In der Summe waren die Beweise für das Gericht zu wenig überzeugend. «Alle nicht geklärten und nicht mehr zu klärenden Fakten» würden einen Schuldspruch verunmöglichen, erklärte der vorsitzende Richter Orlando Zegg. Deshalb gelte hier der Grundsatz «im Zweifel für den Angeklagten», was zum Freispruch führe.

Staumauer Punt dal Gall
Legende: Die Staumauer Punt dal Gall beim Lago di Livigno an der schweizerisch-italienischen Grenze: Im Innern fanden die folgenschweren Sanierungsarbeiten statt. Keystone / Gaëtan Bally

Erleichtert über den Entscheid zeigte sich der Anwalt des Bauführers. Wichtig sei vor allem die Feststellung des Gerichts, dass zwar PCB aus der Baustelle ins Innere der Staumauer entwichen sei – es aber unklar sei, ob das PCB auch tatsächlich im Bach Spöl gelandet sei.

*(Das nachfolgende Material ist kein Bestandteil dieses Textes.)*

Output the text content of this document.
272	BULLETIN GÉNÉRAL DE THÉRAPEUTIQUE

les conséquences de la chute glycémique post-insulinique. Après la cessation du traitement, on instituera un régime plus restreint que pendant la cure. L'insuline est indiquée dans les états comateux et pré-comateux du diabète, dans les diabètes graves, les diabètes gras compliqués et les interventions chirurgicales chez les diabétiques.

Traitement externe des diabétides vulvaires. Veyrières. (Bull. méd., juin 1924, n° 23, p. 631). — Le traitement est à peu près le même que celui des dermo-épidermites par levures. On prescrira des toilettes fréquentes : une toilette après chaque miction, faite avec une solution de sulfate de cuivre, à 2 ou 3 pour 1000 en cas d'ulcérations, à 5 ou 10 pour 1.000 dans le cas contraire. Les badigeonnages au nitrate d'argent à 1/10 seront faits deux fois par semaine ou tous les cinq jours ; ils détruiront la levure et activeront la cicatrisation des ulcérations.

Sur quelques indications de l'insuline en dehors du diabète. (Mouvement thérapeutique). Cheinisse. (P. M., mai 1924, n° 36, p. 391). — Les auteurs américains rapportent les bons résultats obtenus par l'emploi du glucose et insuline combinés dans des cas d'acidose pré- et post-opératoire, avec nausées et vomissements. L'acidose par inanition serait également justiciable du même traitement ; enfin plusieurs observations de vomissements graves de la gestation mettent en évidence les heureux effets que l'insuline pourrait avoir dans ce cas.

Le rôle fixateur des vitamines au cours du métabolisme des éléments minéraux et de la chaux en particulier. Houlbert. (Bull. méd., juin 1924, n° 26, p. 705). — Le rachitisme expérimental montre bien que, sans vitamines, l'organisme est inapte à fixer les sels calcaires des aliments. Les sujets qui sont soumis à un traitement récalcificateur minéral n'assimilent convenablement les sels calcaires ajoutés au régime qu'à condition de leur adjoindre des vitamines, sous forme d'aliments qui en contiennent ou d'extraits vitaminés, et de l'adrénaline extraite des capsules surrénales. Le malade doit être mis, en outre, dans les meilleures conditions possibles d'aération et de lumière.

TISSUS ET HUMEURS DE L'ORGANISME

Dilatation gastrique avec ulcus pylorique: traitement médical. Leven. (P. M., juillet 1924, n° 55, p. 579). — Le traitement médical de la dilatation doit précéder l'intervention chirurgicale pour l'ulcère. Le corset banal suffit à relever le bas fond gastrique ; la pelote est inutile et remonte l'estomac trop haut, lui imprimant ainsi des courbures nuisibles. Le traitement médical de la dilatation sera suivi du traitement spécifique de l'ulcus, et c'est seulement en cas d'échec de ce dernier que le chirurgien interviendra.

Es ist offen, ob die Engadiner Kraftwerke oder die Staatsanwaltschaft das Urteil weiterziehen. Für die EKW geht es um viel Geld. Vor Gericht gestritten wird derzeit in einem anderen Verfahren um die Frage, wer die im Innern der Staumauer aufgelaufenen Kosten – zum Beispiel für Reinigungsarbeiten – von mehreren 100'000 Franken übernimmt. Im Raum stehen aber auch die Sanierungskosten für den Bach Spöl, geschätzte 18 Millionen Franken.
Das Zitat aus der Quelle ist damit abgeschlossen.